Kalau bicara K/L (Kementerian/Lembaga), ini di bawahnya,” ujarnya, seperti dikutip situs web Kementerian Kesehatan.
“Oleh karena itu di dalam ketentuan wabah kenapa kok kemarin yang men-declair ini adalah presiden,” katanya.
Ia menjelaskan bahwa dalam undang-undang, yang boleh menyatakan wabah adalah menteri yang kemudian melaporkannya ke Presiden Joko Widodo. Begitu dilaporkan ke presiden, presiden melihat ini sifatnya pandemi bukan hanya di Indonesia. “Ada dampak ikutan yang lebih besar, makanya presiden yang mengumumkan,” ujar Achmad.

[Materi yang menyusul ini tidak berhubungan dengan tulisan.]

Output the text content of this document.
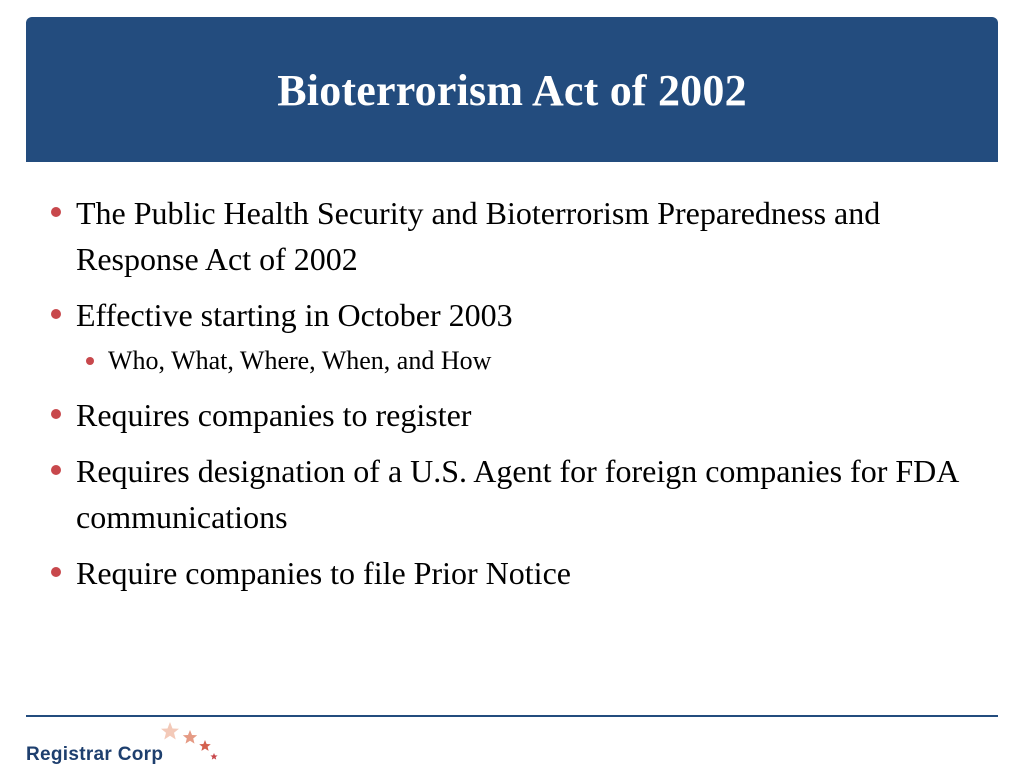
Bioterrorism Act of 2002
The Public Health Security and Bioterrorism Preparedness and Response Act of 2002
Effective starting in October 2003
Who, What, Where, When, and How
Requires companies to register
Requires designation of a U.S. Agent for foreign companies for FDA communications
Require companies to file Prior Notice
Registrar Corp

Apa pentingnya Pemerintah menetapkan status virus corona (COVID-19) sebagai Bencana Nasional Non-Alam? ya status itu sangat penting ditetapkan oleh Pemerintah agar penanggulangan virus corona (COVID-19) dapat dilakukan secara masif dan dapat mempermudah akses pendanaan yang bersumber dari APBN maupun APBD. hal ini sesuai dengan ketentuan Pasal 7 dan Pasal 8 Undang-Undang Nomor 24 Tahun 2007 tentang Penanggulangan Bencana.
Jadi sebenarnya Pemerintah telah memiliki landasan yuridis untuk mengalokasikan anggaran guna penanggulanan virus corona (COVID-19). oleh karena itu, seharusnya masyarakat tidak perlu khwatir mengenai biaya pemeriksaan di Rumah Sakit apabila ditemukan adanya gejala-gejala penyakit virus corona (COVID-19), begitu pula seharus nya Rumah Sakit juga tidak boleh membebani pasien yang memeriksakan diri untuk melakukan pengecekan dimaksud.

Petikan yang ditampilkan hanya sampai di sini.